Written by: Charlotte Saulny
Foosball tables and wellness programs may attract talent, but they won’t activate it.
Whether you’re in Silicon Valley or Kansas City, you are living in a startup world now. Every year, the U.S. sees about 4,000 new start-ups, even though only 15 of those will generate 95% of the economic returns. Despite the long odds, optimistic entrepreneurs continue breaking virtual ground on a daily basis.
This start-up economy has big implications for hiring and retention of talent. Many organizations try to differentiate themselves by offering increasingly extravagant perks. But fighting the perk war is a losing battle. Not because perks aren’t desirable. Of course they are. They can be especially alluring when you are attracting talent to your organization. But perks are about the “we” — the whole company, together. “We” is a great thing. It’s important, but by definition, it’s not differentiated. Investment in “we” is always a good thing. But where is the investment in “me”? What about differentiating each person and the unique strengths he or she has to offer?
When it comes to investing in your people, you have to do one thing: create an environment in which they feel like they have the opportunity to do their best work, every day. It’s about Talent Activation: turning your people’s natural talent into extraordinary performance.
Coaching activates talent.
The most powerful, proven mechanism to activate talent is coaching. But we need to expand our structure of interpretation about coaching in two ways: first, about who coaching is for; and second, about what forms it can take.

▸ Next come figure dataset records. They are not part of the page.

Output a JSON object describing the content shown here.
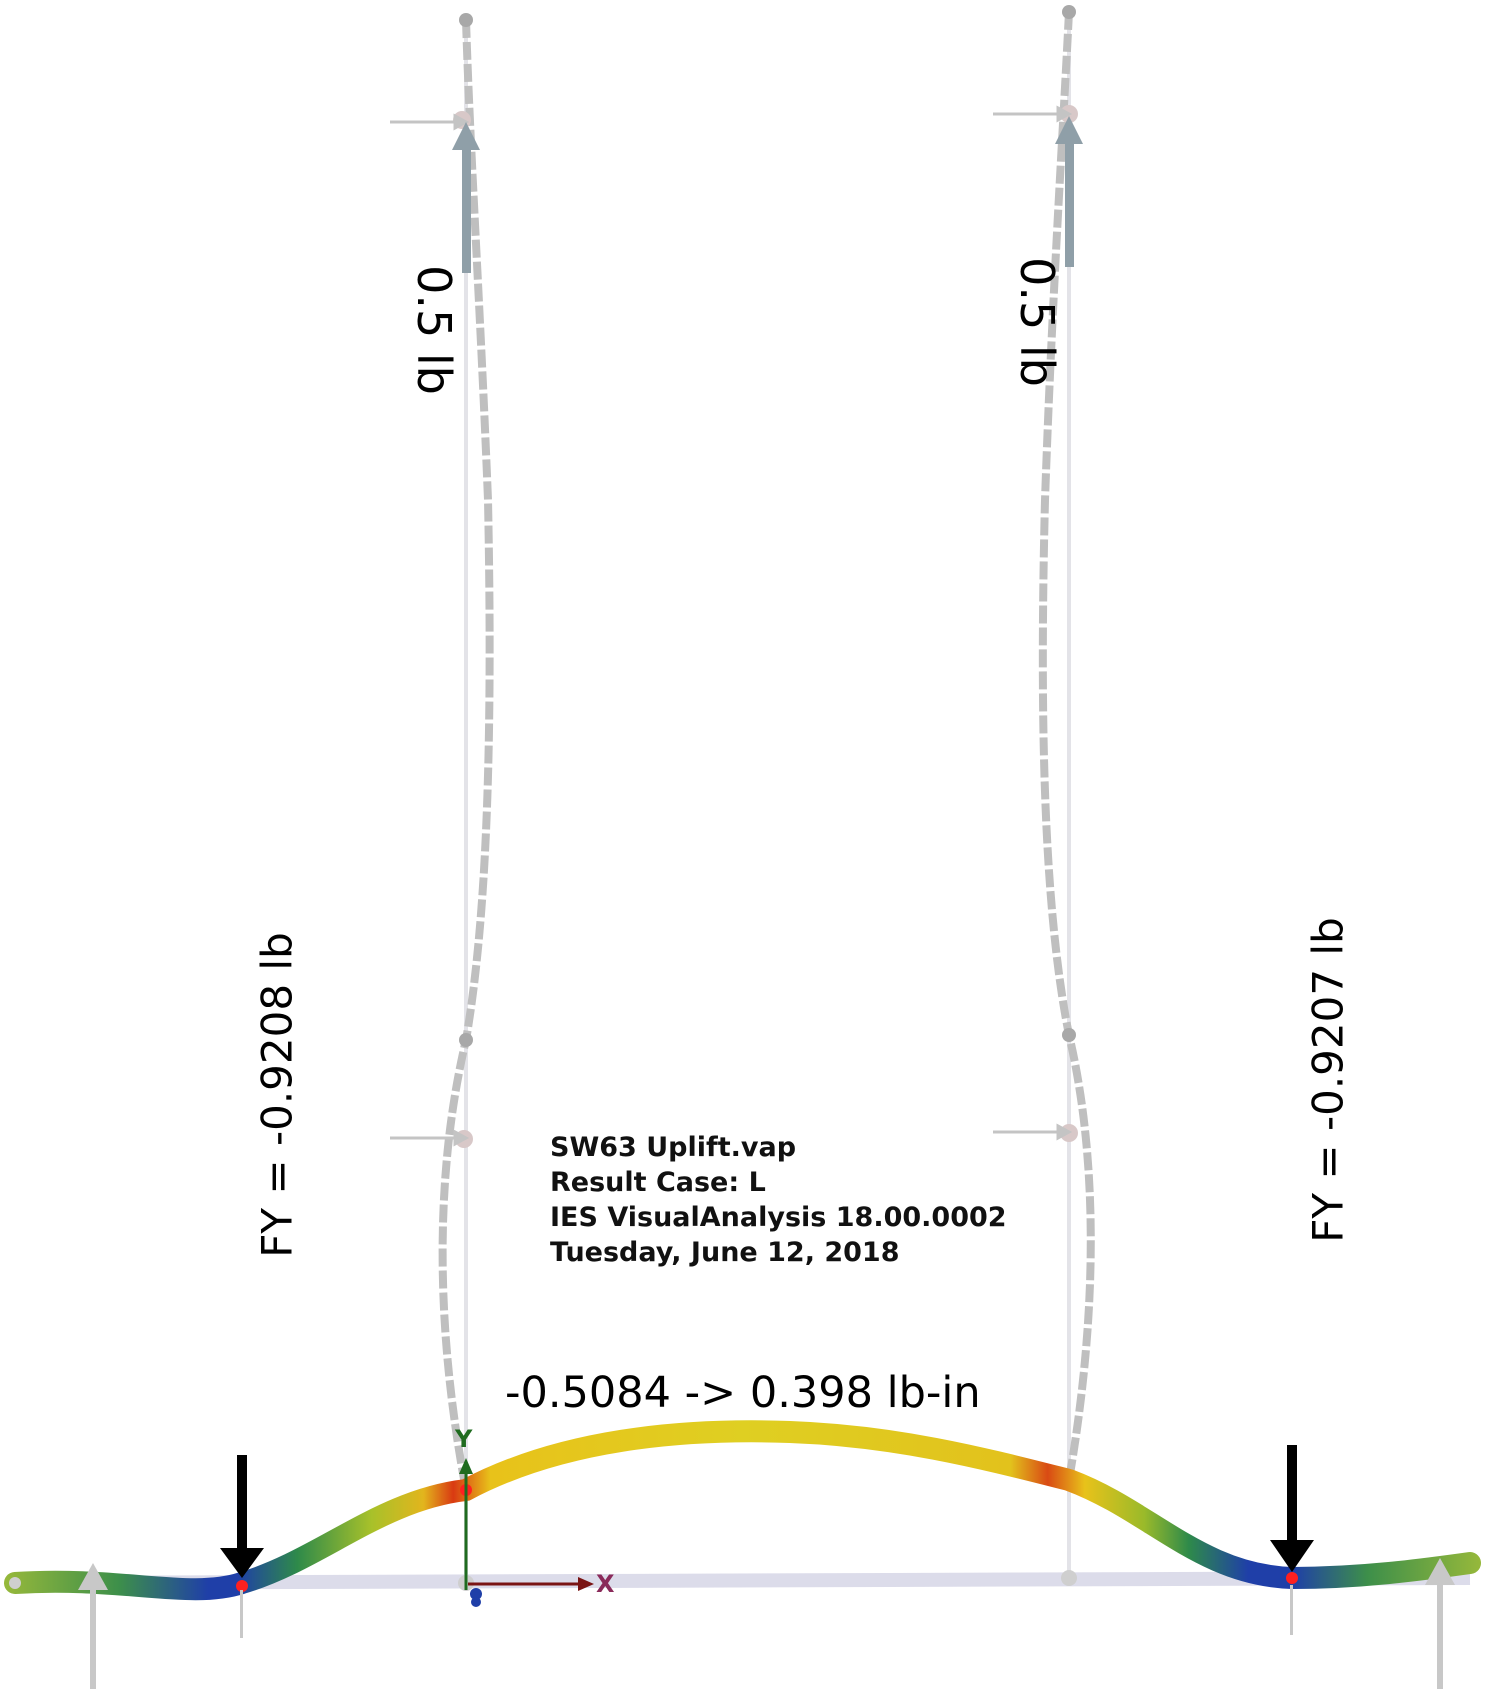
{
  "model": {
    "filename": "SW63 Uplift.vap",
    "result_case": "Result Case: L",
    "software": "IES VisualAnalysis 18.00.0002",
    "date": "Tuesday, June 12, 2018"
  },
  "loads": {
    "left_post_load": "0.5 lb",
    "right_post_load": "0.5 lb"
  },
  "reactions": {
    "left": "FY = -0.9208 lb",
    "right": "FY = -0.9207 lb"
  },
  "moment_range": "-0.5084 -> 0.398 lb-in",
  "axes": {
    "x_label": "X",
    "y_label": "Y"
  },
  "colors": {
    "beam_max": "#d93a12",
    "beam_high": "#e8c21a",
    "beam_mid": "#6fa82a",
    "beam_low": "#1f3fa8",
    "member_gray": "#bdbdbd",
    "load_arrow": "#000000",
    "support_arrow": "#c8c8c8",
    "x_axis": "#7a1414",
    "y_axis": "#1f6b1f"
  }
}
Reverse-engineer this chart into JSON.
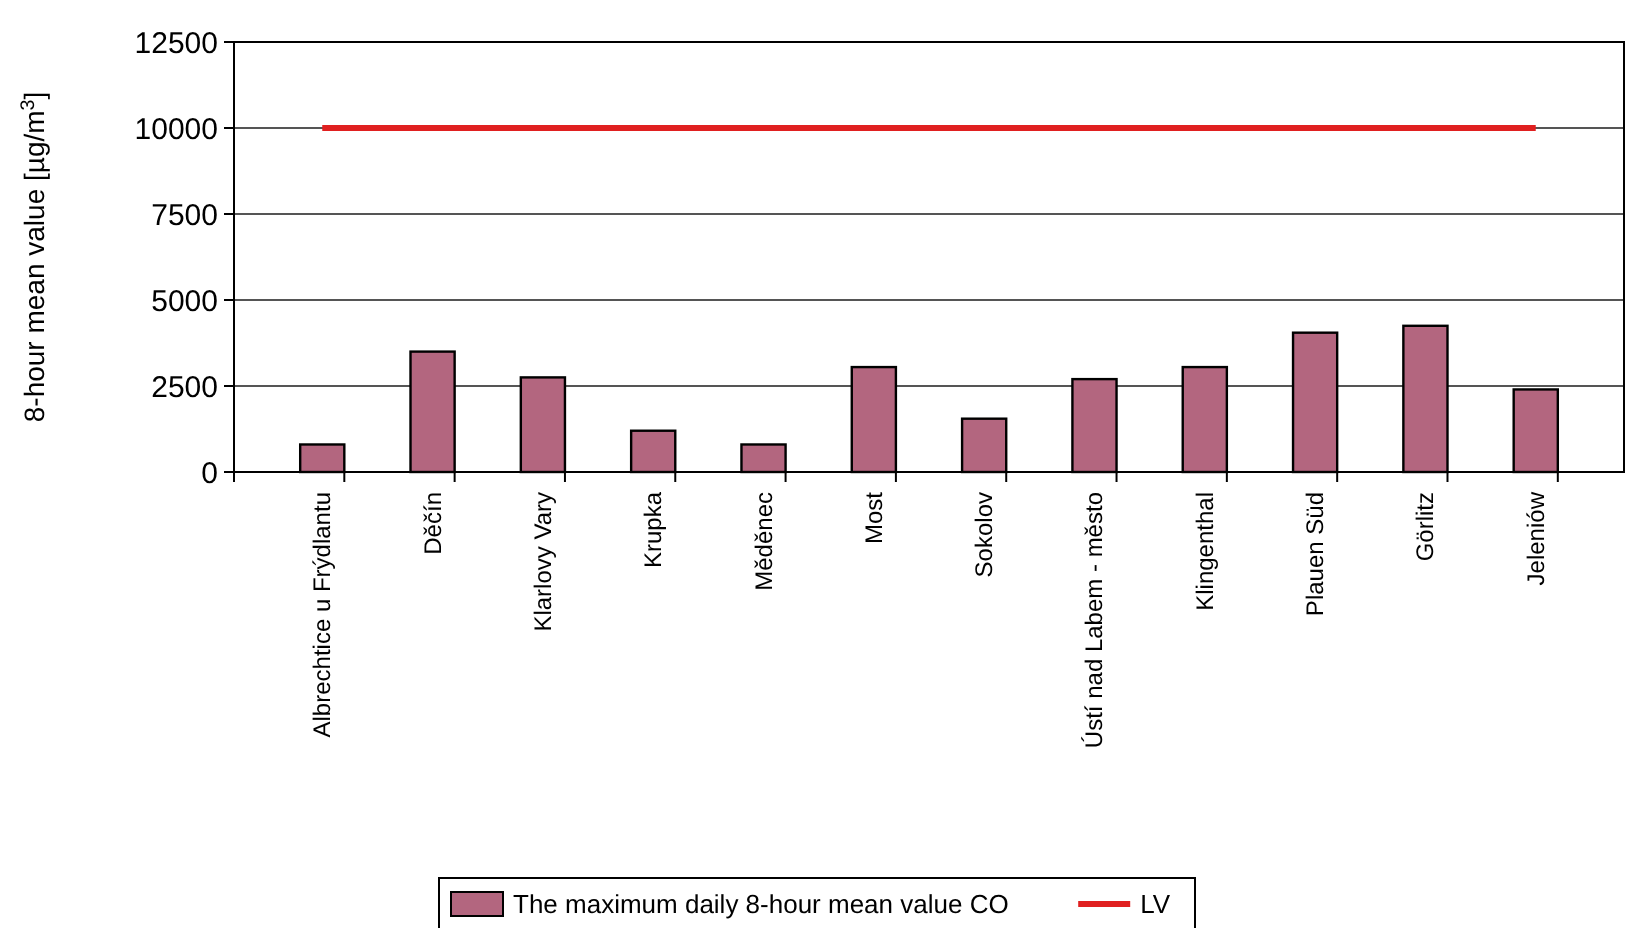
{
  "chart_data": {
    "type": "bar",
    "ylabel": "8-hour mean value [µg/m$^{3}$]",
    "categories": [
      "Albrechtice  u  Frýdlantu",
      "Děčín",
      "Klarlovy  Vary",
      "Krupka",
      "Měděnec",
      "Most",
      "Sokolov",
      "Ústí  nad  Labem  -  město",
      "Klingenthal",
      "Plauen  Süd",
      "Görlitz",
      "Jeleniów"
    ],
    "series": [
      {
        "name": "The maximum daily 8-hour mean value CO",
        "color": "#b3667f",
        "values": [
          800,
          3500,
          2750,
          1200,
          800,
          3050,
          1550,
          2700,
          3050,
          4050,
          4250,
          2400
        ]
      },
      {
        "name": "LV",
        "type": "line",
        "color": "#e02020",
        "values": [
          10000,
          10000,
          10000,
          10000,
          10000,
          10000,
          10000,
          10000,
          10000,
          10000,
          10000,
          10000
        ]
      }
    ],
    "ylim": [
      0,
      12500
    ],
    "yticks": [
      0,
      2500,
      5000,
      7500,
      10000,
      12500
    ],
    "grid": "y",
    "legend": "bottom"
  }
}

In the corporate world, it used to be that coaching was leveraged to help a struggling executive. It might as well have been dubbed swim coaching, because it was aimed at people trying to keep their heads above water (or to keep from drowning others). But that attitude is changing, fast. In fact, coaching has its greatest impact not in remediating poor performance, but in retaining top talent. Google’s Eric Schmidt went as far as to say that a board member telling him to get a coach — when he was already a highly successful CEO — was the best advice he ever received. As he put it, every famous athlete, every famous performer, has somebody who’s a coach to give them perspective.
When you look outside the corporate world, it’s easy to see how true that is. The most successful music superstars all have vocal coaches who put them through their paces and catch the subtle nuances that improve performance. It’s inconceivable that a top athlete would go without a coach. Quite frankly, without a coach, it would be impossible even to be a top athlete. Some coaches are highly visible, pacing the sidelines and showing up at the parades. Phil Jackson famously led Michael Jordan and Kobe Bryant to 11 NBA titles between them (it’s worth noting that their total without the great coach was exactly zero). Other coaches are behind the scenes, known only to insiders who watch closely. Everyone knows Nadia Comaneci got perfect 10s at the Olympics in Montreal in 1976; few, however, can name Bela Karolyi, the coach who helped her elevate her performance to that height.
Obviously, the corporate world is a little different from world-class sports and pop music stardom. But only a little. We value performance just as much. We measure it just as obsessively as anyone in a ball cap with a whistle around his or her neck measures the performance of a team. And, just as in sports or in a band, while we need to address the team as a whole and coordinate its elements, performance happens one individual at a time. So why wouldn’t we address it that way?
Team leaders are the key.
Coaching is the fastest way to activate talent. Providing 1:1 sessions with a professional, dedicated coach is undoubtedly one of the most powerful things an organization can do for its people.
But such sessions are not the only way to provide the benefits of coaching. This is the second way we need to expand our interpretation of coaching: the form it takes. The impact of coaching can be scaled when an organization empowers its team leaders with the coaching skills and tools they need to accelerate performance. Team leaders need to be empowered to do 3 things:
- Know their people — Understand what makes them tick and where they are at their best.
- Focus their people — Ensure that they understand what’s expected of them and that their strengths are aligned with what they need to get done.
- Engage their people – Create an environment within which people can do their best work.
The coach approach to Talent Activation emphasizes that people’s key areas of opportunity are their strengths, not their weaknesses. Every single person has unique gifts that can be leveraged to benefit both that individual, and the team. The job of the team leader is to work with each team member to draw those gifts out and apply them to situational challenges and opportunities that will realize that individual’s potential. This personal, one-size-fits-one strengths-based approach makes as much sense in the corporate world as it does on a sports field. In both environments, team success is achieved by maximizing the impact of the individual.